When Tom Paloumpis sees her walking down the hall by his classroom, on some days he waves. Other times, when their days haven't been so great, he leaves time to catch up at home.
Paloumpis, a senior history teacher at Hillsborough High, and his daughter, Laura, a junior, walk into school every day together.
"It's fun," he said. "Neither of us like to talk much in the morning. We're usually quiet (on the way to school) but we talk at home."
Laura agreed. "He understands when I talk about school-related things, and he can help me out when I need him."
While it has been an adjustment being in the same working and learning environment every day, it's not the first time Paloumpis has had to modify his relationship with a relative at work.

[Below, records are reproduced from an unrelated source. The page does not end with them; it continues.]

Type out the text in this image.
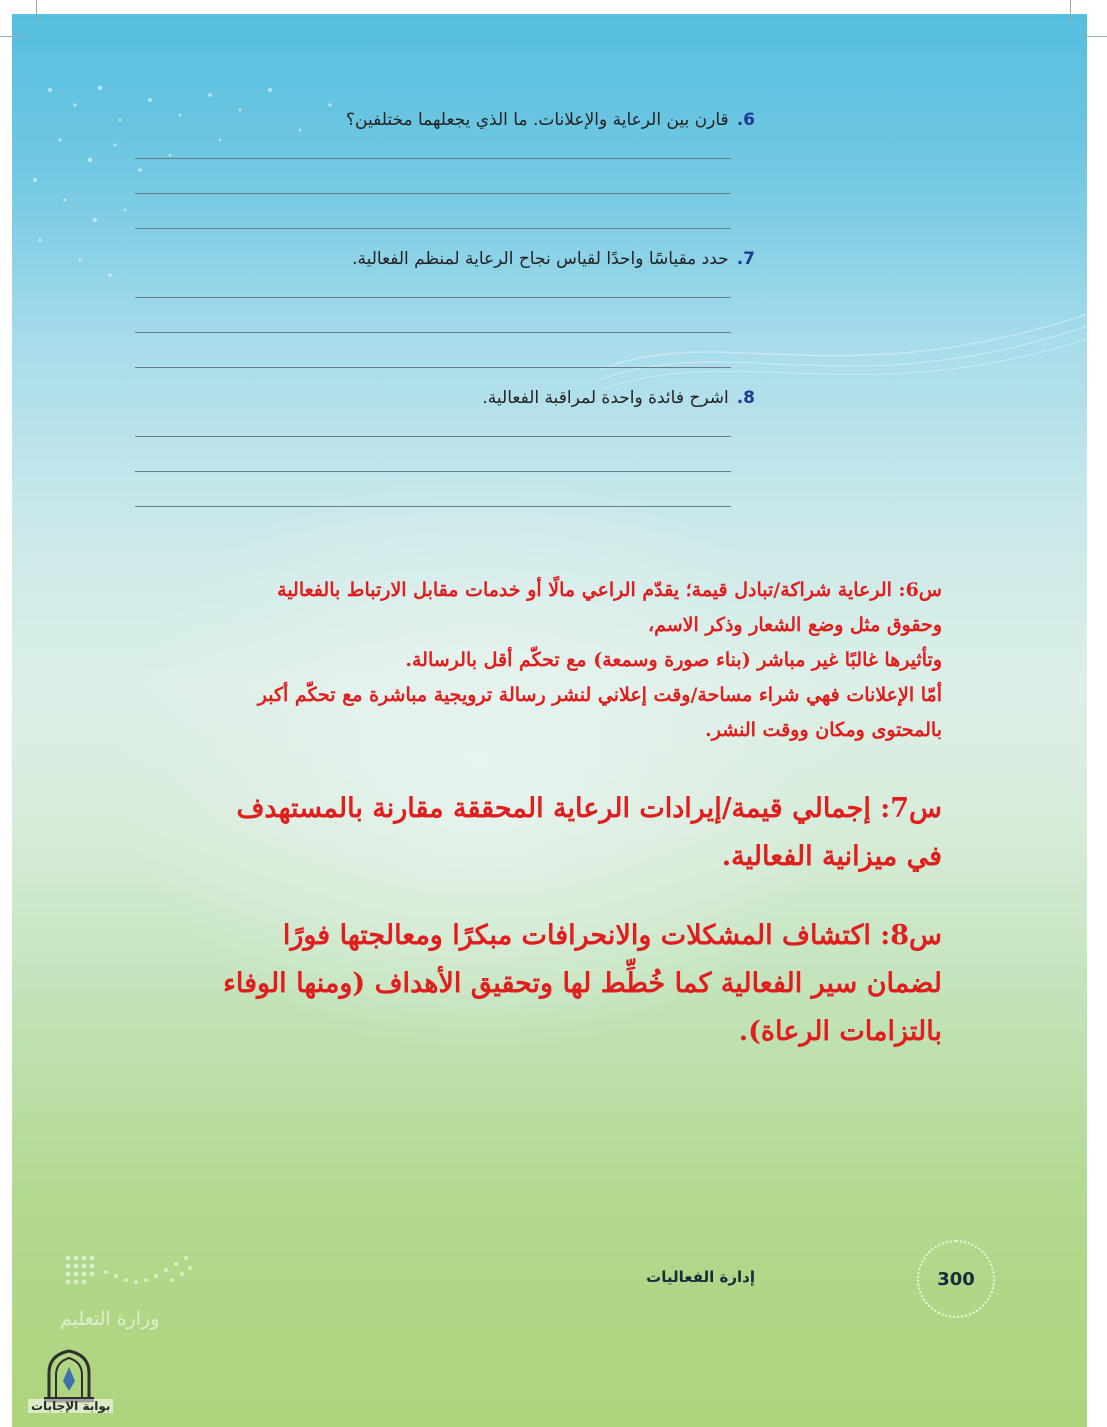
6.قارن بين الرعاية والإعلانات. ما الذي يجعلهما مختلفين؟
7.حدد مقياسًا واحدًا لقياس نجاح الرعاية لمنظم الفعالية.
8.اشرح فائدة واحدة لمراقبة الفعالية.
س6: الرعاية شراكة/تبادل قيمة؛ يقدّم الراعي مالًا أو خدمات مقابل الارتباط بالفعالية
وحقوق مثل وضع الشعار وذكر الاسم،
وتأثيرها غالبًا غير مباشر (بناء صورة وسمعة) مع تحكّم أقل بالرسالة.
أمّا الإعلانات فهي شراء مساحة/وقت إعلاني لنشر رسالة ترويجية مباشرة مع تحكّم أكبر
بالمحتوى ومكان ووقت النشر.
س7: إجمالي قيمة/إيرادات الرعاية المحققة مقارنة بالمستهدف في ميزانية الفعالية.
س8: اكتشاف المشكلات والانحرافات مبكرًا ومعالجتها فورًا لضمان سير الفعالية كما خُطِّط لها وتحقيق الأهداف (ومنها الوفاء بالتزامات الرعاة).
إدارة الفعاليات	300
وزارة التعليم
بوابة الإجابات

Last year, Andy, Laura's older brother, attended Hillsborough High. He had Paloumpis' History of the Americas class every other day. In the afternoons he would swim for the school's swim team, which was coached by his dad.
Despite their father-child relationship, Paloumpis always made sure not to play favorites. "In fact, sometimes I would grade Andy's work more harshly. He even caught me once!"
Laura and her dad agree that having one another at school is a good thing.
Paloumpis, however, stressed that he tries to respect their "zones of privacy."
"I have to remember that. They have lives I'm not a part of. You've got to understand the barriers of what you can do. I always feel bad (embarrassing Laura), unless it's funny," he joked.
Laura explained that there have been numerous embarrassing experiences.
One time her dad told a male classmate of Laura's that he had a hammer in his desk and that if the boy ever went near his daughter his response would be "I'll kill you!"
Joking aside, Paloumpis said he firmly believes their relationship is stronger because they are at the same school. Laura echoed his sentiment. "If I need anything, he's always there."